Snow was expected in the Hudson Valley Thursday afternoon, but it came in surprising amounts and intensity. Many roads were at a standstill, others closed, and several not yet plowed or sanded when commuters hit the streets earlier than usual for the evening commute. Some officials say the state needs a better response to such storms while others admit they can do a better job of coordinating response at the local level.
Snowfall hit harder than expected in New York City, and in the lower Hudson Valley. Republican Rockland County Executive Ed Day:
“When you took a look at the regional map, the roadmaps that are anywhere online, it looked like a person with varicose veins. Every major roadway was red. It wasn’t moving, And the bottom line is that when we looked at the major arteries, all the state arteries we have here in Rockland County — 59, 304,306, 202, the Thruway, the Tappan Zee Bridge, I mean, these are major arteries, 87, Route 6, these are all, and 119 in Westchester even,” Day says. “The bottom line is that these roads were not addressed. Look, I’ve been through a lot of snowstorms. This by numerical inches was not a lot but this was the most impactive storm I’ve seen in my lifetime.”
Day believes the state Department of Transportation did not respond in a timely manner.
“The bottom line is that both in New York and New Jersey the artery clearing, which is the responsibility of the state, in my humble view, was not addressed properly,” says Day. “I do not believe they were prepared.”
New York Governor Andrew Cuomo, speaking with WAMC’s Alan Chartock on The Roundtable Friday morning, addressed storm response in general.
“We haven’t had significant issues upstate beyond the average fender benders, etcetera, that you would have,” says Cuomo. “We had, we were ahead of this.”
In Rockland, Day says blocked state roadways prevented county and town Department of Public Works from getting out their plows.

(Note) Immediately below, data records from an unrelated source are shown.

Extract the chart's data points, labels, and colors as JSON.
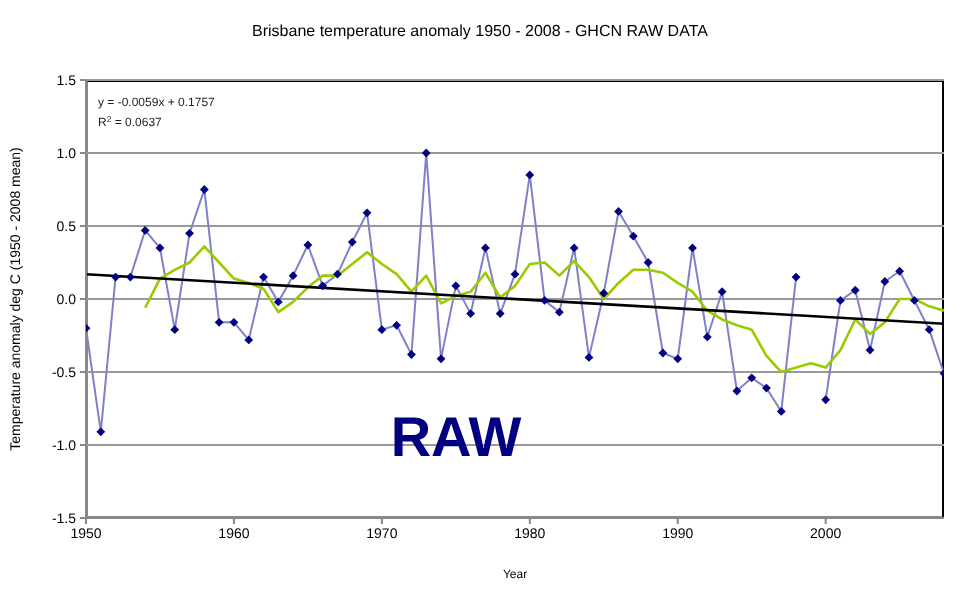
{
  "chart_data": {
    "type": "line",
    "title": "Brisbane temperature anomaly 1950 - 2008 - GHCN RAW DATA",
    "xlabel": "Year",
    "ylabel": "Temperature anomaly deg C (1950 - 2008 mean)",
    "xlim": [
      1950,
      2008
    ],
    "xticks": [
      1950,
      1960,
      1970,
      1980,
      1990,
      2000
    ],
    "ylim": [
      -1.5,
      1.5
    ],
    "yticks": [
      -1.5,
      {
        "value": -1,
        "label": "-1.0"
      },
      -0.5,
      {
        "value": 0,
        "label": "0.0"
      },
      0.5,
      {
        "value": 1,
        "label": "1.0"
      },
      1.5
    ],
    "grid": "y",
    "legend": false,
    "line_style": "solid",
    "annotations": [
      "y = -0.0059x + 0.1757",
      "R$^{2}$ = 0.0637",
      "RAW"
    ],
    "series": [
      {
        "color": "#8080c8",
        "marker": "diamond",
        "x": [
          1950,
          1951,
          1952,
          1953,
          1954,
          1955,
          1956,
          1957,
          1958,
          1959,
          1960,
          1961,
          1962,
          1963,
          1964,
          1965,
          1966,
          1967,
          1968,
          1969,
          1970,
          1971,
          1972,
          1973,
          1974,
          1975,
          1976,
          1977,
          1978,
          1979,
          1980,
          1981,
          1982,
          1983,
          1984,
          1985,
          1986,
          1987,
          1988,
          1989,
          1990,
          1991,
          1992,
          1993,
          1994,
          1995,
          1996,
          1997,
          1998,
          1999,
          2000,
          2001,
          2002,
          2003,
          2004,
          2005,
          2006,
          2007,
          2008
        ],
        "values": [
          -0.2,
          -0.91,
          0.15,
          0.15,
          0.47,
          0.35,
          -0.21,
          0.45,
          0.75,
          -0.16,
          -0.16,
          -0.28,
          0.15,
          -0.02,
          0.16,
          0.37,
          0.09,
          0.17,
          0.39,
          0.59,
          -0.21,
          -0.18,
          -0.38,
          1.0,
          -0.41,
          0.09,
          -0.1,
          0.35,
          -0.1,
          0.17,
          0.85,
          -0.01,
          -0.09,
          0.35,
          -0.4,
          0.04,
          0.6,
          0.43,
          0.25,
          -0.37,
          -0.41,
          0.35,
          -0.26,
          0.05,
          -0.63,
          -0.54,
          -0.61,
          -0.77,
          0.15,
          null,
          -0.69,
          -0.01,
          0.06,
          -0.35,
          0.12,
          0.19,
          -0.01,
          -0.21,
          -0.51
        ]
      },
      {
        "color": "#99cc00",
        "marker": "none",
        "x": [
          1954,
          1955,
          1956,
          1957,
          1958,
          1959,
          1960,
          1961,
          1962,
          1963,
          1964,
          1965,
          1966,
          1967,
          1968,
          1969,
          1970,
          1971,
          1972,
          1973,
          1974,
          1975,
          1976,
          1977,
          1978,
          1979,
          1980,
          1981,
          1982,
          1983,
          1984,
          1985,
          1986,
          1987,
          1988,
          1989,
          1990,
          1991,
          1992,
          1993,
          1994,
          1995,
          1996,
          1997,
          1998,
          1999,
          2000,
          2001,
          2002,
          2003,
          2004,
          2005,
          2006,
          2007,
          2008
        ],
        "values": [
          -0.06,
          0.14,
          0.2,
          0.25,
          0.36,
          0.25,
          0.14,
          0.11,
          0.07,
          -0.09,
          -0.02,
          0.08,
          0.16,
          0.16,
          0.24,
          0.32,
          0.24,
          0.17,
          0.05,
          0.16,
          -0.03,
          0.02,
          0.05,
          0.18,
          0.01,
          0.09,
          0.24,
          0.25,
          0.16,
          0.26,
          0.15,
          0.0,
          0.11,
          0.2,
          0.2,
          0.18,
          0.11,
          0.05,
          -0.08,
          -0.14,
          -0.18,
          -0.21,
          -0.39,
          -0.5,
          -0.47,
          -0.44,
          -0.47,
          -0.35,
          -0.14,
          -0.24,
          -0.16,
          0.0,
          0.0,
          -0.05,
          -0.08
        ]
      },
      {
        "color": "#000000",
        "marker": "none",
        "x": [
          1950,
          2008
        ],
        "values": [
          0.17,
          -0.17
        ]
      }
    ]
  }
}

“So right now, I was just on the phone with the governor’s office a little bit earlier, what I am insisting on, and they have been amenable to, is they’re going to be doing a post-event analysis,” says Day. “It is critically important not to lay blame at this point but to find out where to affix responsibility and what to do to fix this so it never happens again.”
Day says there was a county meeting planned for Friday afternoon to go over what happened on the Rockland end and what could be done on the local level when main roads are blocked to ensure Thursday’s scenario is not repeated.
A state Department of Transportation spokesman says the storm intensified just as many motorists were beginning their commute home from work, which led to delays and some complications with snow removal in areas with heavy traffic. He says DOT was fully prepared to respond to the early-season storm and took appropriate measures to get ready. The spokesman’s statement also says DOT’s response in the Hudson Valley alone included more than 250 large plow dump trucks and 500 operators and supervisors, more than any region in the state, and DOT sent additional plow drivers to the lower Hudson Valley from other regions.
Democratic County Executive George Latimer says Westchester was hit harder in the northern part of the county, where the highest snowfall amount totaled 8 ½ inches in Jefferson Valley, in the Town of Yorktown.
“So let’s put this in the proportion of what it was. It was a bad commute. Certainly some mistakes were made, but the circumstances of the incident defined how well we could respond to it. So we have to respond to it better in the future but let’s put it into that proportion. I think that’s only fair to say,” says Latimer. “And that is on behalf of all those communities that had the direct responsibility, not the county, but on behalf of the Scarsdale villages and the Somers towns. Before people pounce on them, let’s look exactly at what their procedures were and how, in the future, we might be able to address that in a better fashion.”
Latimer says some 150 cars had to be abandoned, and there were more than 2,700 calls for assistance, nearly 700 of which were 9-1-1 emergency calls.
“The question is to understand what it is that each level of government does because each level of government has to look and communicate with each other and determine what we could each do better so when something like this happens again we respond much better than we did yesterday,” Latimer says.
Democratic state Assemblyman and Senator-elect James Skoufis also says there must be improved coordination among state, county and local levels for this type of situation. And, like County Executive Day, Skoufis says he’d never seen anything like the storm and resulting traffic issues. And on his Facebook page are numerous stories of drivers getting stuck in up to five hours of standstill traffic. Skoufis, of Woodbury in Orange County, called the state DOT's response to the storm embarrassing and unacceptable, saying he is in contact with DOT and is demanding answers and accountability.